SSH – Steps the System Goes Through When Handling an SSH Connection

pamshellssh

What steps does the system go through when handling an SSH connection?

  1. We try to log in via ssh
  2. sshd starts pam and pam module to authenticate us
  3. Depending on pam configuration, we need to provide username and password (pam checks passwd and shadow files)
  4. pam checks for hosts.allow/deny, /etc/shells, and other things
  5. If everything goes fine we are logged in
  6. ???
  7. Shell is started

So my question is what mechanism is responsible for checking which shell is assigned to the user in their passwd file (in step 6)? Is it pam itself, some specific pam module, sshd, or something else?

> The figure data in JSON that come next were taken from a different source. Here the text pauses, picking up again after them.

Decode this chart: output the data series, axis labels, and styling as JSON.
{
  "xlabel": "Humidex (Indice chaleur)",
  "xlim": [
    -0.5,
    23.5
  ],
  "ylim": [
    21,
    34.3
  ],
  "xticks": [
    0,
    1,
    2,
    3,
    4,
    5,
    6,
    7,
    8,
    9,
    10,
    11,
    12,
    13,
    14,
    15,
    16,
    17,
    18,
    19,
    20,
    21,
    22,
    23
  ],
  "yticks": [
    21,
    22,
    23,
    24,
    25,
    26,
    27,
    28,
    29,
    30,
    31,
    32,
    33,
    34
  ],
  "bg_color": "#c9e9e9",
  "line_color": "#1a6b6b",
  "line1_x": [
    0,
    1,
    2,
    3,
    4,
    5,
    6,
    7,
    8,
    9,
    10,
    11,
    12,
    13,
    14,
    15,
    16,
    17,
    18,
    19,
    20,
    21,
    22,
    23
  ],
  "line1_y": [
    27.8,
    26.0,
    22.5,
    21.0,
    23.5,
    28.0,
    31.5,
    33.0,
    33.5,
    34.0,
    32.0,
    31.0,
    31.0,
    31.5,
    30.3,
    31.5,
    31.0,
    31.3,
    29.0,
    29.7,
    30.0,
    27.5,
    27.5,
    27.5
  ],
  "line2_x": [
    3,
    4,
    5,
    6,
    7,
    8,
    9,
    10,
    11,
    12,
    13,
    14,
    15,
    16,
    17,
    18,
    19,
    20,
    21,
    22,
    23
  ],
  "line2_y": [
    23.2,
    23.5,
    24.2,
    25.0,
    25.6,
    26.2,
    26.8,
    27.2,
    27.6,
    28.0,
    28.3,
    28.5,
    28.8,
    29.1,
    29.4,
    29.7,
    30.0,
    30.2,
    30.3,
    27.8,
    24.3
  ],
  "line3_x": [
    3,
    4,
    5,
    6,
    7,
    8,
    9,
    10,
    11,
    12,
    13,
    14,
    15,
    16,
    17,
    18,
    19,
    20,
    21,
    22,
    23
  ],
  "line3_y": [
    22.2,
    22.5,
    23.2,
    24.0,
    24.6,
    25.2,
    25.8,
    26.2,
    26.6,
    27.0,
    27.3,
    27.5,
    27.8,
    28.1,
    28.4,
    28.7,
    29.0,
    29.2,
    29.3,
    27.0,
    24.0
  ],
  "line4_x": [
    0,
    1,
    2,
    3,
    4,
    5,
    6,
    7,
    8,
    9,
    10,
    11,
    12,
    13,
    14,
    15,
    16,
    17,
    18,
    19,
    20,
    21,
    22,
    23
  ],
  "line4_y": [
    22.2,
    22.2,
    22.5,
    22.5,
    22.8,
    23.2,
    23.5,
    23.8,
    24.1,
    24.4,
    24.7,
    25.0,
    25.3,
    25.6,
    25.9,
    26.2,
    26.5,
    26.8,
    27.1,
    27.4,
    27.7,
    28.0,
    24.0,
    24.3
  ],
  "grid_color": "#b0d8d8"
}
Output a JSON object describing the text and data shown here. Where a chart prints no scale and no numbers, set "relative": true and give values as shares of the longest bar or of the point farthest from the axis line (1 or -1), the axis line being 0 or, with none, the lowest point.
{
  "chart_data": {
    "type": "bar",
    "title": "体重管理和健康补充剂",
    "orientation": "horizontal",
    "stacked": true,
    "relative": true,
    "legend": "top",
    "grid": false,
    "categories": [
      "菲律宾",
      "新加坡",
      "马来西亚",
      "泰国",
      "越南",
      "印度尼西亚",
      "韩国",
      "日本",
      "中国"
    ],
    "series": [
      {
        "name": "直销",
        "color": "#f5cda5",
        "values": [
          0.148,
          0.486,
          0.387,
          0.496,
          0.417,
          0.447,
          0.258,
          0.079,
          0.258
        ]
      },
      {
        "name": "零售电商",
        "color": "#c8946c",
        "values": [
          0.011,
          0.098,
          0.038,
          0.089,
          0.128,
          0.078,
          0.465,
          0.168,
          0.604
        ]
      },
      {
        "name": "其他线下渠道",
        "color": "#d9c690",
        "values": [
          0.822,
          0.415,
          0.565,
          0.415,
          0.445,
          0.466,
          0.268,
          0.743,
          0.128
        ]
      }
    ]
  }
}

I know that I can replace the passwd file (for checking username and password) by writing a pam module, but how can I replace the passwd file for the shell entry?

Best Answer

As far as I know, PAM doesn't determine the user's shell, this is left to the application. PAM's session modules perform generic actions and checks that must be done for on every login using that particular service. If the application then wants to start a shell, it is free to do so, and will typically look up the shell in the user database.

Assuming your question is about OpenSSH, that's exactly what it does: once the user is authenticated, and the PAM session stuff has been done (if configured to use PAM¹), the ssh server looks up the shell in the user database (directly, not through the PAM library).

The user database isn't limited to /usr/passwd and friends. On Linux (which I assume you're using since you mention shadow), what makes up the user database is determined by the passwd setting in /etc/nsswitch.conf. In multi-computer setups, common additions to the local database are NIS and LDAP. If you want to use a shell that isn't the one in /etc/passwd, this may be what to configure (although it would be a bit strange, and maybe people can offer better suggestions if you tell us what you're trying to accomplish).

If you want to have users without full shell access, the natural solution is to change /etc/passwd to put a restricted shell — perhaps rssh to allow only a few file-copying-type applications such as scp, rsync and cvs. You can also use forced commands in the user's ~/.ssh/authorized_keys file.

If you'd like to see a trace of what the ssh server is doing, start the daemon as ssh -ddd. You can also get the client's view with ssh -vvv, though here the server's view is what will interest you most.

¹ OpenSSH only uses PAM if it is configured with PAM support and the UsePAM directive is set to yes in sshd_config. Even when it uses PAM, it offers other authentication methods in addition to PAM; in particular public key authentication does not go through PAM.